Increased worldwide oil demand, a weak dollar and increased oil futures speculation are among the leading factors that have caused crude oil prices to rocket upward since last summer, reaching a peak of about $136 per barrel in mid-July. Since then, the price of oil has backed off to about $110 per barrel, a decline of almost 20 percent. Gasoline prices have also fallen from mid-July’s national average of $4.11 per gallon to late-August’s $3.73 — a decline of more than 9 percent.
Why have the prices of oil and gasoline declined so much since mid-July? It’s hard to know for sure, but let’s consider the factors that caused the price to spike in the first place.
Americans, who drive about 3 trillion miles per year, do seem to be driving less and reducing demand for gasoline, according to the latest figures from the Federal Highway Administration.
Americans drove 4.7 percent fewer miles in June 2008 than June 2007, and 53.7 billion fewer miles between November 2007 to June 2008 than over the same period a year earlier — a time when gasoline prices rose from $3.06 to $4.13. So if less driving leads to lower oil and gas prices, the data don’t show that relationship.
How about the dollar’s 8 percent rally against the Euro since mid-July? Historically, the relationship between the dollar and the Euro has been only weakly correlated with the price of oil. That is, higher-dollar/lower-Euro and lower-dollar/higher-Euro movements have correlated only about 20 percent of the time with decreases and increases, respectively, in the price of oil. Recently, however, this correlation has increased to 57 percent, indicating “a reasonably high level of common movement,” according to David Gaffen, who writes the Wall Street Journal’s Marketbeat blog. So it is possible that the dollar’s rise against the Euro may have helped reduce oil prices somewhat — but to what extent is unclear.
The remaining factor is oil futures speculation — which can be gauged by so-called “open interest” in crude oil, the number of futures contracts open on a given day. Since mid-July, crude oil open interest has declined by 100,000 contracts, a sign of heavy liquidation, the president of an energy risk management firm recently told the Associated Press.
So what happened in mid-July to cause oil speculators to bail out of oil? Could it have been Bush’s July 14 announcement that he was lifting the 1990 executive order barring the Department of Interior from issuing leasing rights to explore and drill for oil offshore? If Bush’s announcement was the trigger — and there doesn’t appear to be any other significant event during that time that might have caused speculators to rethink their positions — then it’s all the more remarkable since Bush’s action itself will not lead to more drilling or a major infusion of new supply.
Not only is there a separate moratorium on offshore drilling that Congress renews every year — and, so far, the Democrat-controlled Congress has given little indication that it is seriously considering lifting it — but there’s “only” an estimated 18 billion barrels of oil in the offshore areas subject to the leasing prohibitions.

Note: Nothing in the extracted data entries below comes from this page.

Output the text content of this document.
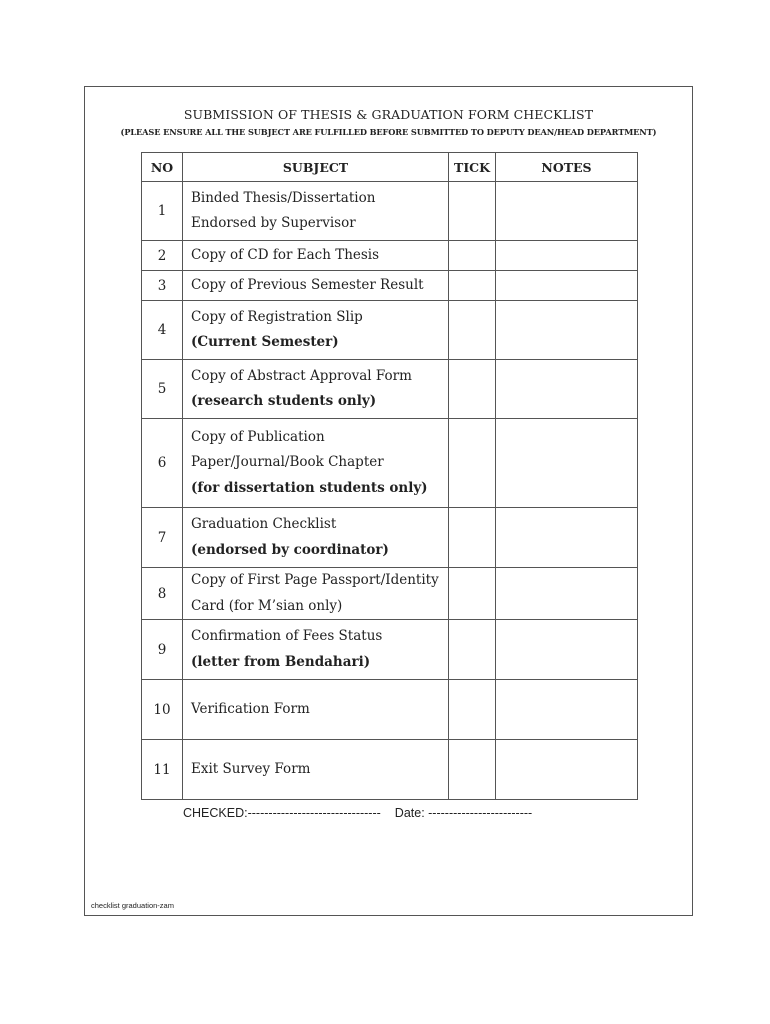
SUBMISSION OF THESIS & GRADUATION FORM CHECKLIST
(PLEASE ENSURE ALL THE SUBJECT ARE FULFILLED BEFORE SUBMITTED TO DEPUTY DEAN/HEAD DEPARTMENT)
NO	SUBJECT	TICK	NOTES
1	Binded Thesis/Dissertation Endorsed by Supervisor		

2	Copy of CD for Each Thesis		

3	Copy of Previous Semester Result		

4	Copy of Registration Slip
(Current Semester)		

5	Copy of Abstract Approval Form
(research students only)		

6	Copy of Publication Paper/Journal/Book Chapter
(for dissertation students only)		

7	Graduation Checklist
(endorsed by coordinator)		

8	Copy of First Page Passport/Identity Card (for M’sian only)		

9	Confirmation of Fees Status
(letter from Bendahari)		

10	Verification Form		

11	Exit Survey Form		

CHECKED:-------------------------------- Date: -------------------------
checklist graduation-zam
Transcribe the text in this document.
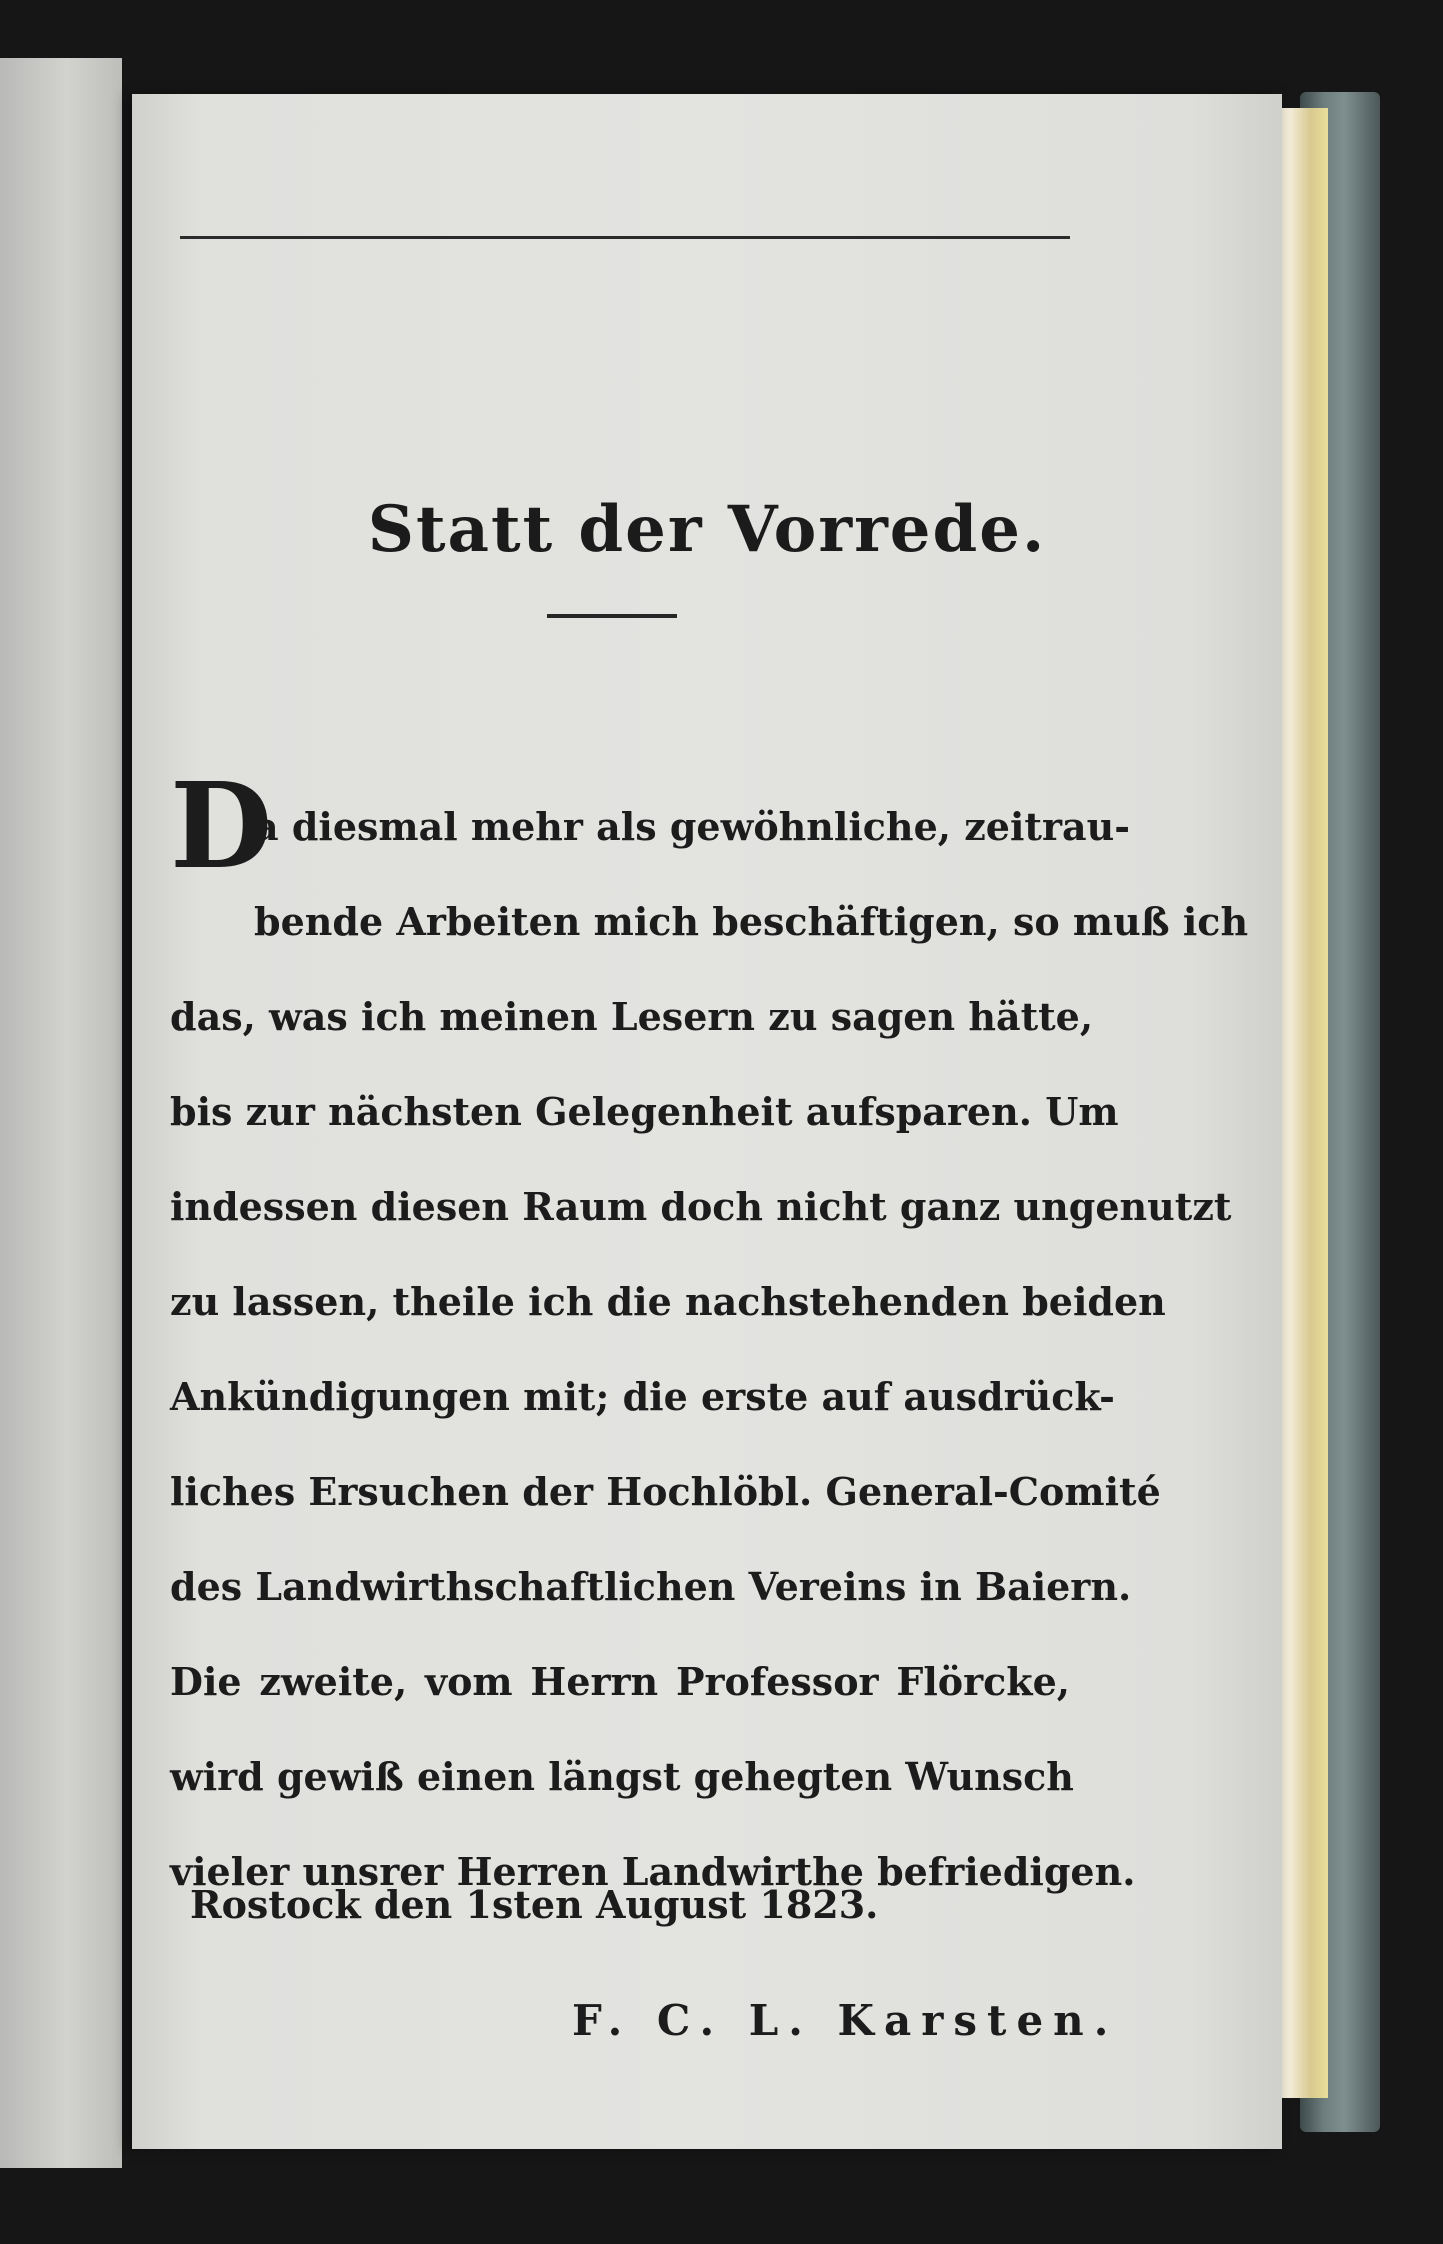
Statt der Vorrede.
D
a diesmal mehr als gewöhnliche, zeitrau-
bende Arbeiten mich beschäftigen, so muß ich
das, was ich meinen Lesern zu sagen hätte,
bis zur nächsten Gelegenheit aufsparen. Um
indessen diesen Raum doch nicht ganz ungenutzt
zu lassen, theile ich die nachstehenden beiden
Ankündigungen mit; die erste auf ausdrück-
liches Ersuchen der Hochlöbl. General-Comité
des Landwirthschaftlichen Vereins in Baiern.
Die zweite, vom Herrn Professor Flörcke,
wird gewiß einen längst gehegten Wunsch
vieler unsrer Herren Landwirthe befriedigen.
Rostock den 1sten August 1823.
F. C. L. Karsten.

At current consumption rates of 7.5 billion barrels of oil annually, that’s less than a three-year supply of oil for the U.S.
Getting back to Pelosi’s derogatory “2-cents-in-10-years-crowd” comment, it seems as if it was debunked before she uttered it. Bush’s revocation of the executive order — which without similar congressional action amounts to little more than a political statement in favor of increasing the oil supply — has possibly already reduced the price of gasoline by 38 cents in 30 days.
The mere prospect that the U.S. might get serious about increasing the supply of oil has sent speculators scurrying for cover. Imagine what would happen if we actually explored, drilled and produced some of that offshore oil — which, by the way, could be way more than 18 billion barrels. The U.S. Minerals Management Service estimated in 2006 that the quantity of undiscovered technically recoverable oil in the outer continental shelf is between 66.6 to 115.3 billion barrels of oil.
In any event, even if the offshore drilling only reduced the price of oil 2 cents over 10 years, as Pelosi would have us believe, isn’t that better than the alternative her no-drill policy offers — ever-increasing prices?
As reported by Politico.com, Pelosi’s retort to the protesters’ chant was, “Right here? Can we drill your brains?” House Majority Leader Steny Hoyer then chided the protesters that “sophomoric chanting” won’t solve the energy crisis. That may be true as long as we allow petulant Democrats to run Congress and our energy future.